Public Power Campaign is Electrifying + 2021 Manhattan DA Race Heats Up
No 125
Tuesday, July 30, 2019
A note to our readers: The Thorn has switched from Mailchimp to Substack so we can keep delivering you local New York politics news from a socialist perspective with fewer administrative costs. Starting in January 2022 our new issues can be at thethornnyc.substack.com along with how to subscribe. This website will serve as an archive of our past issues.
Local News
- During last weekend’s heat wave, Con Edison intentionally cut power to 33,000 customers in southeast Brooklyn, including several majority black neighborhoods that rank highly on the city’s heat vulnerability index. Con Edison said that cutting power to these customers was necessary to prevent a larger blackout that would have knocked the power out for those residents anyway.
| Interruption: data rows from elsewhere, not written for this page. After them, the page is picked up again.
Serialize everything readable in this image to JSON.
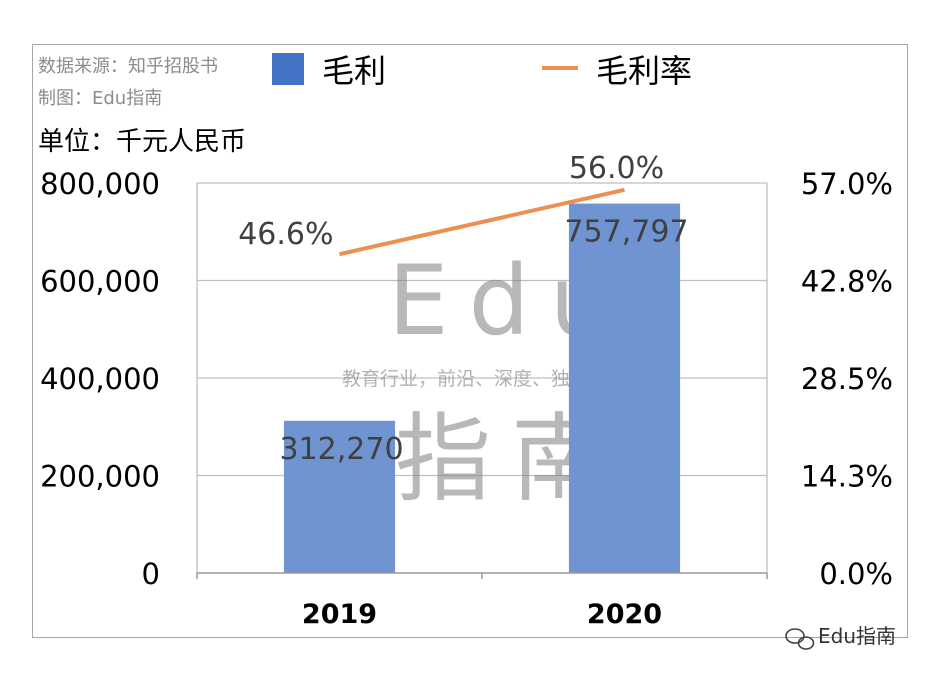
{
  "source_line": "数据来源：知乎招股书",
  "maker_line": "制图：Edu指南",
  "unit_label": "单位：千元人民币",
  "watermark": {
    "line1": "Edu",
    "line2": "教育行业，前沿、深度、独家",
    "line3": "指南"
  },
  "corner_brand": "Edu指南",
  "colors": {
    "bar": "#7094d2",
    "legend_bar": "#4472c4",
    "line": "#ed8f52",
    "grid": "#bfbfbf"
  },
  "chart_data": {
    "type": "bar",
    "categories": [
      "2019",
      "2020"
    ],
    "series": [
      {
        "name": "毛利",
        "kind": "bar",
        "axis": "left",
        "values": [
          312270,
          757797
        ],
        "labels": [
          "312,270",
          "757,797"
        ]
      },
      {
        "name": "毛利率",
        "kind": "line",
        "axis": "right",
        "values": [
          46.6,
          56.0
        ],
        "labels": [
          "46.6%",
          "56.0%"
        ]
      }
    ],
    "left_axis": {
      "ylim": [
        0,
        800000
      ],
      "ticks": [
        "0",
        "200,000",
        "400,000",
        "600,000",
        "800,000"
      ]
    },
    "right_axis": {
      "ylim": [
        0,
        57.0
      ],
      "ticks": [
        "0.0%",
        "14.3%",
        "28.5%",
        "42.8%",
        "57.0%"
      ]
    },
    "grid": true,
    "legend_position": "top"
  }
}
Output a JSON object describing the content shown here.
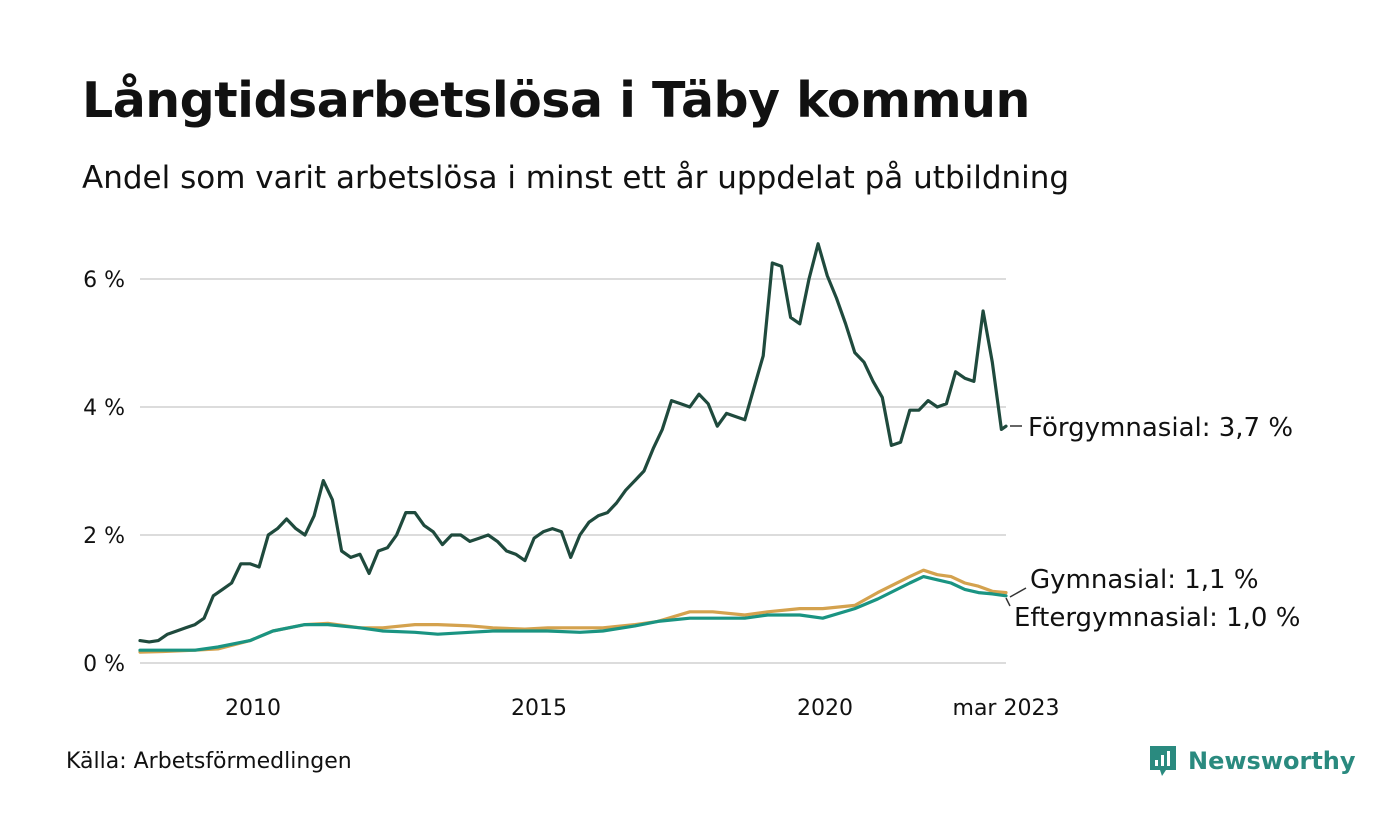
{
  "header": {
    "title": "Långtidsarbetslösa i Täby kommun",
    "subtitle": "Andel som varit arbetslösa i minst ett år uppdelat på utbildning"
  },
  "footer": {
    "source": "Källa: Arbetsförmedlingen",
    "brand": "Newsworthy",
    "brand_color": "#2a8a7f"
  },
  "chart_data": {
    "type": "line",
    "title": "Långtidsarbetslösa i Täby kommun",
    "subtitle": "Andel som varit arbetslösa i minst ett år uppdelat på utbildning",
    "x_range": [
      "2008-01",
      "2023-03"
    ],
    "ylim": [
      0,
      6.6
    ],
    "y_ticks": [
      {
        "value": 0,
        "label": "0 %"
      },
      {
        "value": 2,
        "label": "2 %"
      },
      {
        "value": 4,
        "label": "4 %"
      },
      {
        "value": 6,
        "label": "6 %"
      }
    ],
    "x_ticks": [
      {
        "date": "2010-01",
        "label": "2010"
      },
      {
        "date": "2015-01",
        "label": "2015"
      },
      {
        "date": "2020-01",
        "label": "2020"
      },
      {
        "date": "2023-03",
        "label": "mar 2023"
      }
    ],
    "grid": "horizontal",
    "series": [
      {
        "name": "Förgymnasial",
        "end_label": "Förgymnasial: 3,7 %",
        "color": "#1f4a3d",
        "points": [
          [
            "2008-01",
            0.35
          ],
          [
            "2008-03",
            0.33
          ],
          [
            "2008-05",
            0.35
          ],
          [
            "2008-07",
            0.45
          ],
          [
            "2008-09",
            0.5
          ],
          [
            "2008-11",
            0.55
          ],
          [
            "2009-01",
            0.6
          ],
          [
            "2009-03",
            0.7
          ],
          [
            "2009-05",
            1.05
          ],
          [
            "2009-07",
            1.15
          ],
          [
            "2009-09",
            1.25
          ],
          [
            "2009-11",
            1.55
          ],
          [
            "2010-01",
            1.55
          ],
          [
            "2010-03",
            1.5
          ],
          [
            "2010-05",
            2.0
          ],
          [
            "2010-07",
            2.1
          ],
          [
            "2010-09",
            2.25
          ],
          [
            "2010-11",
            2.1
          ],
          [
            "2011-01",
            2.0
          ],
          [
            "2011-03",
            2.3
          ],
          [
            "2011-05",
            2.85
          ],
          [
            "2011-07",
            2.55
          ],
          [
            "2011-09",
            1.75
          ],
          [
            "2011-11",
            1.65
          ],
          [
            "2012-01",
            1.7
          ],
          [
            "2012-03",
            1.4
          ],
          [
            "2012-05",
            1.75
          ],
          [
            "2012-07",
            1.8
          ],
          [
            "2012-09",
            2.0
          ],
          [
            "2012-11",
            2.35
          ],
          [
            "2013-01",
            2.35
          ],
          [
            "2013-03",
            2.15
          ],
          [
            "2013-05",
            2.05
          ],
          [
            "2013-07",
            1.85
          ],
          [
            "2013-09",
            2.0
          ],
          [
            "2013-11",
            2.0
          ],
          [
            "2014-01",
            1.9
          ],
          [
            "2014-03",
            1.95
          ],
          [
            "2014-05",
            2.0
          ],
          [
            "2014-07",
            1.9
          ],
          [
            "2014-09",
            1.75
          ],
          [
            "2014-11",
            1.7
          ],
          [
            "2015-01",
            1.6
          ],
          [
            "2015-03",
            1.95
          ],
          [
            "2015-05",
            2.05
          ],
          [
            "2015-07",
            2.1
          ],
          [
            "2015-09",
            2.05
          ],
          [
            "2015-11",
            1.65
          ],
          [
            "2016-01",
            2.0
          ],
          [
            "2016-03",
            2.2
          ],
          [
            "2016-05",
            2.3
          ],
          [
            "2016-07",
            2.35
          ],
          [
            "2016-09",
            2.5
          ],
          [
            "2016-11",
            2.7
          ],
          [
            "2017-01",
            2.85
          ],
          [
            "2017-03",
            3.0
          ],
          [
            "2017-05",
            3.35
          ],
          [
            "2017-07",
            3.65
          ],
          [
            "2017-09",
            4.1
          ],
          [
            "2017-11",
            4.05
          ],
          [
            "2018-01",
            4.0
          ],
          [
            "2018-03",
            4.2
          ],
          [
            "2018-05",
            4.05
          ],
          [
            "2018-07",
            3.7
          ],
          [
            "2018-09",
            3.9
          ],
          [
            "2018-11",
            3.85
          ],
          [
            "2019-01",
            3.8
          ],
          [
            "2019-03",
            4.3
          ],
          [
            "2019-05",
            4.8
          ],
          [
            "2019-07",
            6.25
          ],
          [
            "2019-09",
            6.2
          ],
          [
            "2019-11",
            5.4
          ],
          [
            "2020-01",
            5.3
          ],
          [
            "2020-03",
            6.0
          ],
          [
            "2020-05",
            6.55
          ],
          [
            "2020-07",
            6.05
          ],
          [
            "2020-09",
            5.7
          ],
          [
            "2020-11",
            5.3
          ],
          [
            "2021-01",
            4.85
          ],
          [
            "2021-03",
            4.7
          ],
          [
            "2021-05",
            4.4
          ],
          [
            "2021-07",
            4.15
          ],
          [
            "2021-09",
            3.4
          ],
          [
            "2021-11",
            3.45
          ],
          [
            "2022-01",
            3.95
          ],
          [
            "2022-03",
            3.95
          ],
          [
            "2022-05",
            4.1
          ],
          [
            "2022-07",
            4.0
          ],
          [
            "2022-09",
            4.05
          ],
          [
            "2022-11",
            4.55
          ],
          [
            "2023-01",
            4.45
          ],
          [
            "2023-03",
            4.4
          ],
          [
            "2023-05",
            5.5
          ],
          [
            "2023-07",
            4.7
          ],
          [
            "2023-09",
            3.65
          ],
          [
            "2023-10",
            3.7
          ]
        ]
      },
      {
        "name": "Gymnasial",
        "end_label": "Gymnasial: 1,1 %",
        "color": "#d4a24e",
        "points": [
          [
            "2008-01",
            0.17
          ],
          [
            "2008-06",
            0.18
          ],
          [
            "2009-01",
            0.2
          ],
          [
            "2009-06",
            0.22
          ],
          [
            "2010-01",
            0.35
          ],
          [
            "2010-06",
            0.5
          ],
          [
            "2011-01",
            0.6
          ],
          [
            "2011-06",
            0.62
          ],
          [
            "2012-01",
            0.55
          ],
          [
            "2012-06",
            0.55
          ],
          [
            "2013-01",
            0.6
          ],
          [
            "2013-06",
            0.6
          ],
          [
            "2014-01",
            0.58
          ],
          [
            "2014-06",
            0.55
          ],
          [
            "2015-01",
            0.53
          ],
          [
            "2015-06",
            0.55
          ],
          [
            "2016-01",
            0.55
          ],
          [
            "2016-06",
            0.55
          ],
          [
            "2017-01",
            0.6
          ],
          [
            "2017-06",
            0.65
          ],
          [
            "2018-01",
            0.8
          ],
          [
            "2018-06",
            0.8
          ],
          [
            "2019-01",
            0.75
          ],
          [
            "2019-06",
            0.8
          ],
          [
            "2020-01",
            0.85
          ],
          [
            "2020-06",
            0.85
          ],
          [
            "2021-01",
            0.9
          ],
          [
            "2021-06",
            1.1
          ],
          [
            "2022-01",
            1.35
          ],
          [
            "2022-04",
            1.45
          ],
          [
            "2022-07",
            1.38
          ],
          [
            "2022-10",
            1.35
          ],
          [
            "2023-01",
            1.25
          ],
          [
            "2023-04",
            1.2
          ],
          [
            "2023-07",
            1.12
          ],
          [
            "2023-10",
            1.1
          ]
        ]
      },
      {
        "name": "Eftergymnasial",
        "end_label": "Eftergymnasial: 1,0 %",
        "color": "#1a9482",
        "points": [
          [
            "2008-01",
            0.2
          ],
          [
            "2008-06",
            0.2
          ],
          [
            "2009-01",
            0.2
          ],
          [
            "2009-06",
            0.25
          ],
          [
            "2010-01",
            0.35
          ],
          [
            "2010-06",
            0.5
          ],
          [
            "2011-01",
            0.6
          ],
          [
            "2011-06",
            0.6
          ],
          [
            "2012-01",
            0.55
          ],
          [
            "2012-06",
            0.5
          ],
          [
            "2013-01",
            0.48
          ],
          [
            "2013-06",
            0.45
          ],
          [
            "2014-01",
            0.48
          ],
          [
            "2014-06",
            0.5
          ],
          [
            "2015-01",
            0.5
          ],
          [
            "2015-06",
            0.5
          ],
          [
            "2016-01",
            0.48
          ],
          [
            "2016-06",
            0.5
          ],
          [
            "2017-01",
            0.58
          ],
          [
            "2017-06",
            0.65
          ],
          [
            "2018-01",
            0.7
          ],
          [
            "2018-06",
            0.7
          ],
          [
            "2019-01",
            0.7
          ],
          [
            "2019-06",
            0.75
          ],
          [
            "2020-01",
            0.75
          ],
          [
            "2020-06",
            0.7
          ],
          [
            "2021-01",
            0.85
          ],
          [
            "2021-06",
            1.0
          ],
          [
            "2022-01",
            1.25
          ],
          [
            "2022-04",
            1.35
          ],
          [
            "2022-07",
            1.3
          ],
          [
            "2022-10",
            1.25
          ],
          [
            "2023-01",
            1.15
          ],
          [
            "2023-04",
            1.1
          ],
          [
            "2023-07",
            1.08
          ],
          [
            "2023-10",
            1.05
          ]
        ]
      }
    ]
  }
}
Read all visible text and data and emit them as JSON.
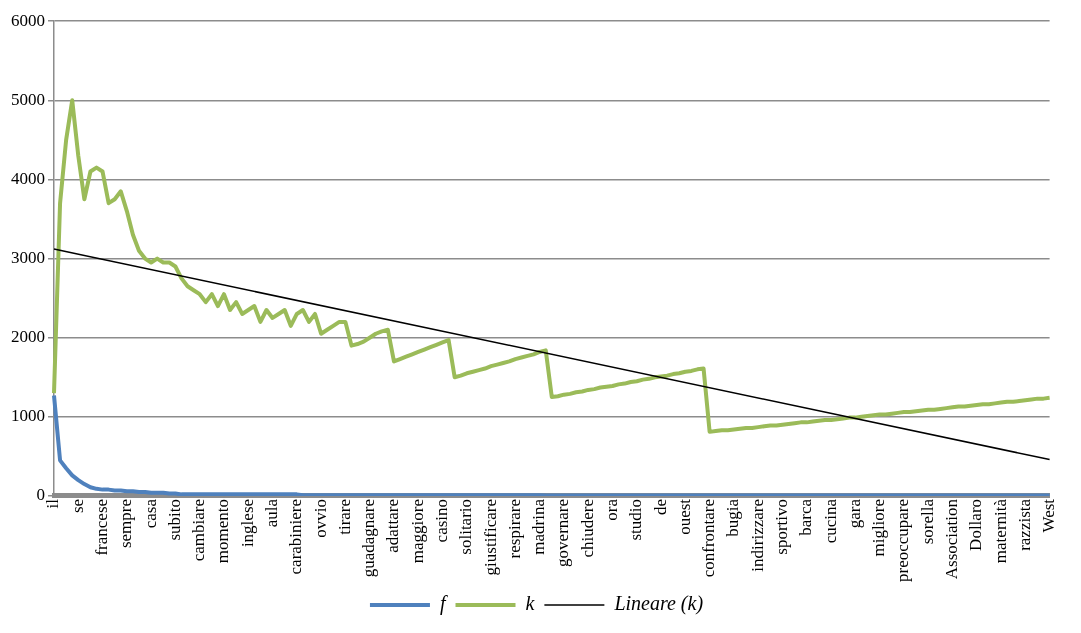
{
  "chart_data": {
    "type": "line",
    "categories": [
      "il",
      null,
      null,
      null,
      "se",
      null,
      null,
      null,
      "francese",
      null,
      null,
      null,
      "sempre",
      null,
      null,
      null,
      "casa",
      null,
      null,
      null,
      "subito",
      null,
      null,
      null,
      "cambiare",
      null,
      null,
      null,
      "momento",
      null,
      null,
      null,
      "inglese",
      null,
      null,
      null,
      "aula",
      null,
      null,
      null,
      "carabiniere",
      null,
      null,
      null,
      "ovvio",
      null,
      null,
      null,
      "tirare",
      null,
      null,
      null,
      "guadagnare",
      null,
      null,
      null,
      "adattare",
      null,
      null,
      null,
      "maggiore",
      null,
      null,
      null,
      "casino",
      null,
      null,
      null,
      "solitario",
      null,
      null,
      null,
      "giustificare",
      null,
      null,
      null,
      "respirare",
      null,
      null,
      null,
      "madrina",
      null,
      null,
      null,
      "governare",
      null,
      null,
      null,
      "chiudere",
      null,
      null,
      null,
      "ora",
      null,
      null,
      null,
      "studio",
      null,
      null,
      null,
      "de",
      null,
      null,
      null,
      "ouest",
      null,
      null,
      null,
      "confrontare",
      null,
      null,
      null,
      "bugia",
      null,
      null,
      null,
      "indirizzare",
      null,
      null,
      null,
      "sportivo",
      null,
      null,
      null,
      "barca",
      null,
      null,
      null,
      "cucina",
      null,
      null,
      null,
      "gara",
      null,
      null,
      null,
      "migliore",
      null,
      null,
      null,
      "preoccupare",
      null,
      null,
      null,
      "sorella",
      null,
      null,
      null,
      "Association",
      null,
      null,
      null,
      "Dollaro",
      null,
      null,
      null,
      "maternità",
      null,
      null,
      null,
      "razzista",
      null,
      null,
      null,
      "West"
    ],
    "series": [
      {
        "name": "f",
        "color": "#4f81bd",
        "values": [
          1270,
          450,
          350,
          260,
          200,
          150,
          110,
          90,
          80,
          80,
          70,
          70,
          60,
          60,
          50,
          50,
          40,
          40,
          40,
          30,
          30,
          20,
          20,
          20,
          20,
          20,
          20,
          20,
          20,
          20,
          20,
          20,
          20,
          20,
          20,
          20,
          20,
          20,
          20,
          20,
          20,
          10,
          10,
          10,
          10,
          10,
          10,
          10,
          10,
          10,
          10,
          10,
          10,
          10,
          10,
          10,
          10,
          10,
          10,
          10,
          10,
          10,
          10,
          10,
          10,
          10,
          10,
          10,
          10,
          10,
          10,
          10,
          10,
          10,
          10,
          10,
          10,
          10,
          10,
          10,
          10,
          5,
          5,
          5,
          5,
          5,
          5,
          5,
          5,
          5,
          5,
          5,
          5,
          5,
          5,
          5,
          5,
          5,
          5,
          5,
          5,
          5,
          5,
          5,
          5,
          5,
          5,
          5,
          5,
          5,
          5,
          5,
          5,
          5,
          5,
          5,
          5,
          5,
          5,
          5,
          5,
          5,
          5,
          5,
          5,
          5,
          5,
          5,
          5,
          5,
          5,
          5,
          5,
          5,
          5,
          5,
          5,
          5,
          5,
          5,
          5,
          5,
          5,
          5,
          5,
          5,
          5,
          5,
          5,
          5,
          5,
          5,
          5,
          5,
          5,
          5,
          5,
          5,
          5,
          5,
          5,
          5,
          5,
          5,
          5
        ]
      },
      {
        "name": "k",
        "color": "#9bbb59",
        "values": [
          1300,
          3700,
          4500,
          5000,
          4300,
          3750,
          4100,
          4150,
          4100,
          3700,
          3750,
          3850,
          3600,
          3300,
          3100,
          3000,
          2950,
          3000,
          2950,
          2950,
          2900,
          2750,
          2650,
          2600,
          2550,
          2450,
          2550,
          2400,
          2550,
          2350,
          2450,
          2300,
          2350,
          2400,
          2200,
          2350,
          2250,
          2300,
          2350,
          2150,
          2300,
          2350,
          2200,
          2300,
          2050,
          2100,
          2150,
          2200,
          2200,
          1900,
          1920,
          1950,
          2000,
          2050,
          2080,
          2100,
          1700,
          1730,
          1760,
          1790,
          1820,
          1850,
          1880,
          1910,
          1940,
          1970,
          1500,
          1520,
          1550,
          1570,
          1590,
          1610,
          1640,
          1660,
          1680,
          1700,
          1730,
          1750,
          1770,
          1790,
          1820,
          1840,
          1250,
          1260,
          1280,
          1290,
          1310,
          1320,
          1340,
          1350,
          1370,
          1380,
          1390,
          1410,
          1420,
          1440,
          1450,
          1470,
          1480,
          1500,
          1510,
          1520,
          1540,
          1550,
          1570,
          1580,
          1600,
          1610,
          810,
          820,
          830,
          830,
          840,
          850,
          860,
          860,
          870,
          880,
          890,
          890,
          900,
          910,
          920,
          930,
          930,
          940,
          950,
          960,
          960,
          970,
          980,
          990,
          990,
          1000,
          1010,
          1020,
          1030,
          1030,
          1040,
          1050,
          1060,
          1060,
          1070,
          1080,
          1090,
          1090,
          1100,
          1110,
          1120,
          1130,
          1130,
          1140,
          1150,
          1160,
          1160,
          1170,
          1180,
          1190,
          1190,
          1200,
          1210,
          1220,
          1230,
          1230,
          1240
        ]
      },
      {
        "name": "Lineare (k)",
        "type": "line",
        "color": "#000000",
        "x": [
          "il",
          "West"
        ],
        "values": [
          3120,
          460
        ]
      }
    ],
    "ylim": [
      0,
      6000
    ],
    "yticks": [
      0,
      1000,
      2000,
      3000,
      4000,
      5000,
      6000
    ],
    "grid": "y",
    "legend": "bottom",
    "marker": "none"
  }
}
- Con Edison’s recent high profile failures have opened up organizing opportunities for environmental justice activists, including NYC-DSA’s Ecosocialist Working Group, to bring debate around a public takeover of the electric grid into the mainstream. Council Member Antonio Reynoso (District 34, Williamsburg) has firmly come out in favor of a public energy grid, and even Mayor de Blasio raised the prospect of a public takeover without fully committing to it.
- On Wednesday, the MTA Board approved a major reorganization plan that will eliminate up to 2700 white collar jobs and alter the transit authority’s hierarchy, despite transit advocates’ concerns that it was rushed and crafted out of public view.
- The City Council is leaning towards passing a package of bills sponsored by Council Members Keith Powers and Carlina Rivera to limit upfront rental costs, some of which would cap both broker’s fees and security deposits to a maximum of one month’s rent.
- As a result of a lawsuit from disability advocates that claimed the City was violating the Americans with Disabilities Act of 1990, City Hall officially pledged to make all 162,000 street corners across NYC fully ADA-accessible within 15 years.
- Over 24,000 people have inundated the NYS Department of Education with comments regarding a proposal to bolster the agency’s oversight of private schools’ curricula and practices. The proposed regulations, which arose from repeated criticism of ultra-Orthodox yeshivas failing to provide students with sufficient coursework in secular subjects, would allow the agency to audit independent schools every five years to ensure equivalency with public school curricula.
Elections
- The recount for the Queens District Attorney race was completed, resulting in a 60 vote lead for Melinda Katz over Tiffany Cában. Cában’s legal team now intends to contest the validity of an unknown number of individual affidavit ballots that were thrown out by the Queens Board of Elections. Their court date is August 6.
- Janos Marton, a decarceration activist who helped lead the #CLOSERikers campaign, has announced his campaign for Manhattan District Attorney in 2021 as a reform candidate. Marton joins a growing field that includes law professor Alvin Bragg and potentially Assembly Member Dan Quart (District 73, Upper East Side). Incumbent DA Cy Vance has not yet decided whether he will run for a fourth term.
- 2020 congressional primaries are heating up. Cabán volunteer Mel Gagarin announced a challenge to Queens Rep. Grace Meng (NY-6), and Adem Bunkedekko, who nearly defeated Brooklyn Rep. Yvette Clarke (NY-9) in 2018, announced a second run.